Jim Evans, Roland Hemond and Paul Zwaska didn't have any doubt that the game between the Orioles and Minnesota Twins would be played last night. They just didn't know when.

The three principals in the decision-making process knew from the time they arrived at Camden Yards that they were in for a long day. They had a long-range weather forecast that was in their favor, but the short-term prognosis was far less predictable. The result was a delay of 2 hours, 47 minutes, pushing the starting time from 5:05 to 7:52 p.m.

Technically, the game was in the hands of Evans, chief of the umpiring crew, because this is the only visit the Twins make to Baltimore this year. But there was an exception or an oversight in this case.

"I was unaware of that," Evans said, when informed this was Minnesota's only trip to Baltimore. "Normally, it's the home team's call until the lineup cards are exchanged at home plate -- unless it's the last time the teams play in a particular city.

"We haven't received any notification [of the shift in authority] from the league yet, so it was Baltimore's decision," said Evans, who also said such notification wouldn't have changed the way the situation was handled.

"The only timetable we have is the curfew," he said, referring to the league rule that prohibits beginning an inning after 1 a.m. "You wouldn't wait long enough to risk the game being suspended because of the curfew. And we always try to take into consideration the best interests of the home team. They had a full house and, if it's at all possible, you don't want to lose the crowd."

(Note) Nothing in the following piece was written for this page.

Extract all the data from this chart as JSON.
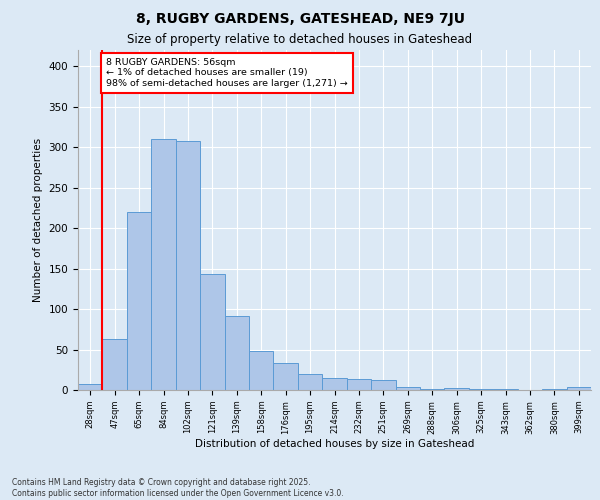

Hemond, the Orioles' general manager, said there was never any doubt about waiting out the elements. "First of all, with the [strike-] shortened schedule, there are fewer dates to make up games," he said.

"Since we had the earlier starting time and a forecast the rain was going to stop, it was a no-brainer, really [to wait out the rain]," said Hemond.

Armed with information supplied by Zwaska, the Orioles' head groundskeeper, Evans agreed with the decision to pass on an earlier window of opportunity to start the game. "We had been told there would be a 20-30 minute break -- what we call a 'sucker hole' -- where we could start, but then have to stop because of heavier rain.

"In the old days we wouldn't have had that information. But with the modern technology today, you pretty much know what to expect," said Evans. "Paul's got a [satellite] dish hooked into the radar and he does a good job of keeping us informed."

The delay was naturally irritating to the crowd, a good bit of which had dispersed before play began. But Evans said it was unavoidable.

"Heck, I was hoping to get back to the Hyatt in time to see the fireworks myself," said Evans. "But there really wasn't any other way to handle it."